I think this (terminal) might be a key market segment to focus on, though. Lots of people are turned off by the colorful yet wasteful designs of modern smartphone apps. Third parties are never going to get anywhere trying to compete with Android or iOS. If you want buy-in, you have to target the people who want to leave the mobile app paradigm. This is either people who want all-in on web (Firefox OS) or people who want all-in on CLI (nothing really exists here except SSHing into a Linux VM).

It might honestly be pleasant to use a smartphone with a terminal-like interface if you can provide vim-esque keyboard shortcuts to accomplish complicated tasks, like creating content (documents / todos / calendar events / songs / photos / videos / websites / etc). It would only ever appear to power users, but those power users would become life long customers.

I think if they can nail the low-end or mid-end phone, and get enough volume out there to make an ecosystem possible, ramping up to high-end phones is the easy part. It's not like the factories manufacturing these phones don't know how to make high-end phones.

But the problem with $800 phones is people can't afford to buy them unless they're daily driver ready. At $150, you can buy it as a testing phone/a spare phone, and start building apps for it.

Windows Mobile was murdered first and foremost by the lack of wider support and a larger app ecosystem. Getting as many phones out there as possible is the key to avoiding this with Linux phones.

This is why we're really very lucky, IMO: We have two companies doing both, right now. We have an $800 device for the "high" end, and a cheaper device to get the word out. The timing seems better than if it had been one or the other.
I’m not convinced that low cost devices are the way to go.
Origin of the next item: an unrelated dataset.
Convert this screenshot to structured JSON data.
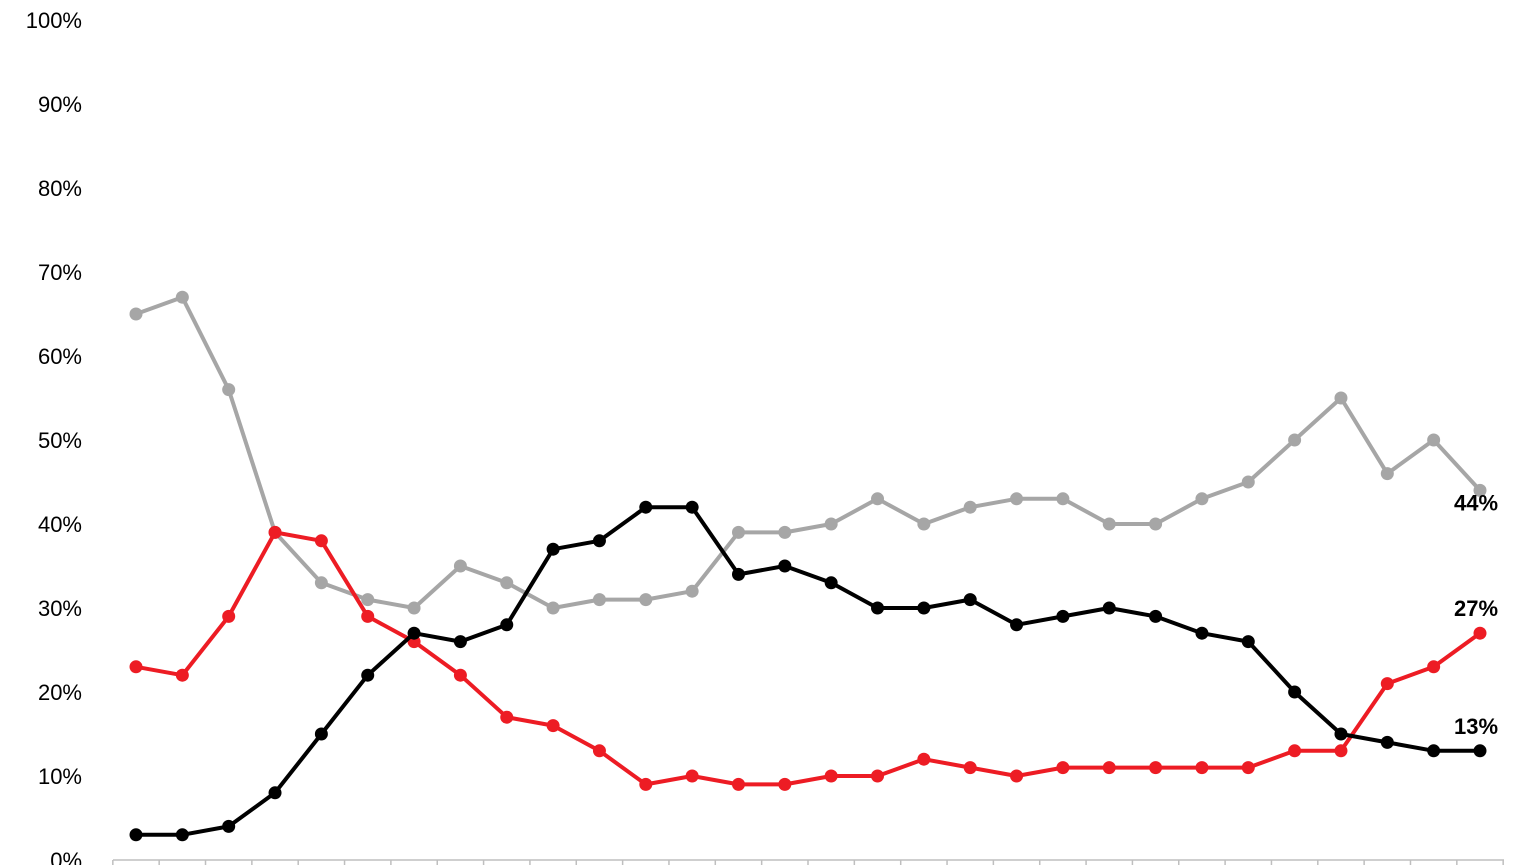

Android has it covered. Tizen tried and failed. If Linux can be a viable system that most of the Chinese and Korean manufacturers can adopt and push, I would agree. But I don’t see how that would shape up in practice.
I mean, I just stated that I cared about performance. Your opinion may differ.
Which performance exactly? Both phones can play video and provide smooth scrolling in Firefox. They support not too heavy desktop applications (convergence). Are you going to run GPT3 on them?
I wanna run music players, docker images, a bunch of browser tabs, password manager, play HD video, various messengers. Without compromise.